VIDEO: There are two versions on the single-sided disc: the original widescreen (2.40:1) anamorphic format, and a pan-and-scan version (in case you only want to see 2/3 of the frame at any given time). The DVD transfer is surprisingly bad, considering the film is less than two years old. The picture looks vaguely grainy and occasionally scratchy. It's a shame, because the commentary discusses the movie's three distinct cinematographic "looks," and none of them look as good as they ought to.

AUDIO: The Dolby Digital 5.0 mix is very nice. The film uses music a lot, so it's imperative that it blend well with the story, and they've done an excellent job of it.
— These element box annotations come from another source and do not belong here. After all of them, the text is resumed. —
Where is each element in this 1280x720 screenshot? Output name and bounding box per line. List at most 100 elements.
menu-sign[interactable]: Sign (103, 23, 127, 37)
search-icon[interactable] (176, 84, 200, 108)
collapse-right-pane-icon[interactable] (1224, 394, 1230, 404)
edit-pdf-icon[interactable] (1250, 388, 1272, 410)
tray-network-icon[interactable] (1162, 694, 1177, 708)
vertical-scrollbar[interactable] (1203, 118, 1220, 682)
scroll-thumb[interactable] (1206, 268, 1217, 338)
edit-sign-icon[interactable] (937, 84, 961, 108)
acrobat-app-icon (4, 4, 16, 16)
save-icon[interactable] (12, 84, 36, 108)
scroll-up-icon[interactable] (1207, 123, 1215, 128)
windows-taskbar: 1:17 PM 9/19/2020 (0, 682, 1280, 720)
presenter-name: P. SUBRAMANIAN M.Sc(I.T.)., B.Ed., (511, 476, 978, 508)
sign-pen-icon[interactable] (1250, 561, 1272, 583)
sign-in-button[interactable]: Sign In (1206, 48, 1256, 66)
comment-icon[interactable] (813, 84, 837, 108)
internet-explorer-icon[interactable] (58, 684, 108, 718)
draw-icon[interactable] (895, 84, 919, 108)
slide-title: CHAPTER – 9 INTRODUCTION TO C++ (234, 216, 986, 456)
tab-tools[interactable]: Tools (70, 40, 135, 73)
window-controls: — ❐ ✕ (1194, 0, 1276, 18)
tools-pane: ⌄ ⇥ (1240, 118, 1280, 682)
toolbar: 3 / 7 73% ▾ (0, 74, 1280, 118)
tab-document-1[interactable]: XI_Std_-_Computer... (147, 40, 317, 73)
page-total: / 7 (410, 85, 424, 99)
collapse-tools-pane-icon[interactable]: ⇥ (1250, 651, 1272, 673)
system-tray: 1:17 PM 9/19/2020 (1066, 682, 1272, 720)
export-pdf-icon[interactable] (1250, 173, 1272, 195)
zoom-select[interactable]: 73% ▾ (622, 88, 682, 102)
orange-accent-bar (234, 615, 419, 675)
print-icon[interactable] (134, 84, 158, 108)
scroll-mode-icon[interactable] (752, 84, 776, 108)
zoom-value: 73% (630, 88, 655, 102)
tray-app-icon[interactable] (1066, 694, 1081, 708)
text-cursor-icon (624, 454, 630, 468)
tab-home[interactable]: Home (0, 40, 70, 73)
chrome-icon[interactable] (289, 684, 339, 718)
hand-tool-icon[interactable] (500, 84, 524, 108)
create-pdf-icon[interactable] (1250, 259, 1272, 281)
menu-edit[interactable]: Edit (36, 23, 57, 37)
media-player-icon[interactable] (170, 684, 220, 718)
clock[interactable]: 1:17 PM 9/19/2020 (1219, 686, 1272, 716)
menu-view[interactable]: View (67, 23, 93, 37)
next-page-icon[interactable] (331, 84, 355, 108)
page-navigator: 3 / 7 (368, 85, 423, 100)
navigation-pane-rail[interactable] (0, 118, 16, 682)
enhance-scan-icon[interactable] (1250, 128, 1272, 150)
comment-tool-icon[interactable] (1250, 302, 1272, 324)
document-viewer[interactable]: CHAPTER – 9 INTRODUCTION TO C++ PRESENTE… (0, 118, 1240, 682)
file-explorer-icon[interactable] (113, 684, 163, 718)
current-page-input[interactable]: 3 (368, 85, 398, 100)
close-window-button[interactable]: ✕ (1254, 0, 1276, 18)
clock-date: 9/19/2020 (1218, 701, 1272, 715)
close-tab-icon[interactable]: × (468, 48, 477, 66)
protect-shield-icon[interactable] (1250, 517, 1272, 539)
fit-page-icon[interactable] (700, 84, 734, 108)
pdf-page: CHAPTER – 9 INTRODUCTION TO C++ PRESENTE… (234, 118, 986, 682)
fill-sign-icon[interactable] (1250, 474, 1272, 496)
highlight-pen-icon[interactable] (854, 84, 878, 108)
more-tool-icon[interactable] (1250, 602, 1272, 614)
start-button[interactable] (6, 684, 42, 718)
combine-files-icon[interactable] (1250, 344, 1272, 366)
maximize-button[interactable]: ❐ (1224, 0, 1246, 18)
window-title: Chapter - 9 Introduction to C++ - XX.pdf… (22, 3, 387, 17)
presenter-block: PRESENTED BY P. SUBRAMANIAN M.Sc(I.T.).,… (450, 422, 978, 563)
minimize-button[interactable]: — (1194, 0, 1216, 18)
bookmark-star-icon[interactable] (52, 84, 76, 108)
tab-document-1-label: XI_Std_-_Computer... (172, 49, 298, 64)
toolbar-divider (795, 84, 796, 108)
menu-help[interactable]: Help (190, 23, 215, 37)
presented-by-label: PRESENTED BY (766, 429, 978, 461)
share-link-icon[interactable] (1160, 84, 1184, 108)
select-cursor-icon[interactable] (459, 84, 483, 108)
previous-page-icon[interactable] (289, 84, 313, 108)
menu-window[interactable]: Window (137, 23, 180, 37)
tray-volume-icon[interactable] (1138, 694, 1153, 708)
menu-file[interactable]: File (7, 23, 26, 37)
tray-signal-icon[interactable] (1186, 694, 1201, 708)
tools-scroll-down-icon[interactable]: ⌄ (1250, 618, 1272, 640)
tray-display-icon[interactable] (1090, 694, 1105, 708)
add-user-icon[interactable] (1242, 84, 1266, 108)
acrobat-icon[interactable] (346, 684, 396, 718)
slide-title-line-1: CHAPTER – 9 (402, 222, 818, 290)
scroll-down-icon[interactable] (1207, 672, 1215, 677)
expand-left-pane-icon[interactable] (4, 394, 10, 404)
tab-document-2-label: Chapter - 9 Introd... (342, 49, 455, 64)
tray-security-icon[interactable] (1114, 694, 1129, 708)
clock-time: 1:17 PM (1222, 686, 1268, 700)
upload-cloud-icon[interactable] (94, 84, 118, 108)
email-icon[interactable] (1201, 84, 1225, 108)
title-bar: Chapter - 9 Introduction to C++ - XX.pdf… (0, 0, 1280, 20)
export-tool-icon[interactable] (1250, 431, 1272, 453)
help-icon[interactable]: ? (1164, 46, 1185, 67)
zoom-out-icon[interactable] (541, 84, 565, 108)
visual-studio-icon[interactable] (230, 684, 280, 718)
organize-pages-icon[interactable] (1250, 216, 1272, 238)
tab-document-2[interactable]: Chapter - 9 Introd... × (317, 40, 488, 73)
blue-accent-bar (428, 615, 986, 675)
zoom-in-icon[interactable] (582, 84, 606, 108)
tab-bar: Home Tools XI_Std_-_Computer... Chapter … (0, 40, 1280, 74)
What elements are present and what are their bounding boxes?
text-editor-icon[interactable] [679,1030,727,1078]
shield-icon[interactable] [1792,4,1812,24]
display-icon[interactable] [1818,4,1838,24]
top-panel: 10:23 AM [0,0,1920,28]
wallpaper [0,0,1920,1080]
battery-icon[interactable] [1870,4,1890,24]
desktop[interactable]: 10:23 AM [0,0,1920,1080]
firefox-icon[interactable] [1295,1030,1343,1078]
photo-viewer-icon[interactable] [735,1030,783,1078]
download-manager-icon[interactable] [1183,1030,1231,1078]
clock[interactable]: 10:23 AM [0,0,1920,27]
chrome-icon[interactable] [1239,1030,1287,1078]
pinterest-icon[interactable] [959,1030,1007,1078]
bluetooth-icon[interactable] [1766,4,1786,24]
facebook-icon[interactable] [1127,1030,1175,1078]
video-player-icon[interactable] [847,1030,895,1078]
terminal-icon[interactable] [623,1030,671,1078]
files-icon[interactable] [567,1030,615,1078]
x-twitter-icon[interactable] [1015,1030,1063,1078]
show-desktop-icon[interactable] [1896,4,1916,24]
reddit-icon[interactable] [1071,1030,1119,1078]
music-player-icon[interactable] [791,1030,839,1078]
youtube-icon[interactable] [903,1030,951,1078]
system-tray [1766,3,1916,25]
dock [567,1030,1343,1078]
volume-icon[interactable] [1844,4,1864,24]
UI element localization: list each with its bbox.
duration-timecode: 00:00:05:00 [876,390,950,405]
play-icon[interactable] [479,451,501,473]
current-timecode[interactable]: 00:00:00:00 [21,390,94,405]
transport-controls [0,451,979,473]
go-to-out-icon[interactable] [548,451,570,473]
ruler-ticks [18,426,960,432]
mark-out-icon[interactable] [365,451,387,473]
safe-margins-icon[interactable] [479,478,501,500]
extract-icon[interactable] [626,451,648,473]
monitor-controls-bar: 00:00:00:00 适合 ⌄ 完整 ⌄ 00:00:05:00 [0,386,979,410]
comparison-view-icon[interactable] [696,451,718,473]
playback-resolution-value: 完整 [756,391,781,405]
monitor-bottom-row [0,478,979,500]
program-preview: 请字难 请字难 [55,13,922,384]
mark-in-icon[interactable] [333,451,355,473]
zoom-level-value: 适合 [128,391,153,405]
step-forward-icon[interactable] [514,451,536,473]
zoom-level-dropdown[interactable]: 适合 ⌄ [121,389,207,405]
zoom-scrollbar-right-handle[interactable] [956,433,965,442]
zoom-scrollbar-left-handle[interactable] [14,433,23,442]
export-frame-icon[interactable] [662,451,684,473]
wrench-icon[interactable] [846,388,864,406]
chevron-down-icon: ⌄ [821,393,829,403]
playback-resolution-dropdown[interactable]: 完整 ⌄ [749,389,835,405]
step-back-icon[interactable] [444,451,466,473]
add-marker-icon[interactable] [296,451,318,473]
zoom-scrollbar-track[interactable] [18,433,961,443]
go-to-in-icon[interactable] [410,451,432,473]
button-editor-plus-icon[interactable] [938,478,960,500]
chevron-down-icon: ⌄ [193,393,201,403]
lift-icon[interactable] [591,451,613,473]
EXTRAS: The chief extra is a commentary by writer/director Randall Miller, co-writer/producer (and Miller's wife) Jody Savin, and cast member Eldon Henson. (Henson played the young Steve in the original short film and has a small role in the new one.) Since the scenes set in 1962 were filmed in 1990, much of the commentary consists of reminiscing -- "That little girl is now a librarian; that park isn't there anymore; etc." And since Henson wasn't involved much in the new film, a lot of the commentary is him listening to Miller talk about it, with Henson saying "Huh!" and "Really!" a lot. The trio are chatty (there's never a silent moment) and moderately amusing at times, but it's overall not a particularly enlightening commentary.

(The commentary can only be heard over the widescreen version of the movie, by the way. You pan-and-scanners get no commentary.)

The only other extra is the original short film (well, 34 minutes) that was expanded into this one. It's interesting to see it as it originally stood, without the present-day framing story, all "Wonder Years"-y in its charming nostalgia. I do wonder why it's presented fullframe, considering it's widescreen when it's incorporated into the new movie, but whatever. As a stand-alone work, it's a nice little film.


IN SUMMARY

It's a harmless but undistinguished movie, given only a so-so DVD treatment. You can skip it.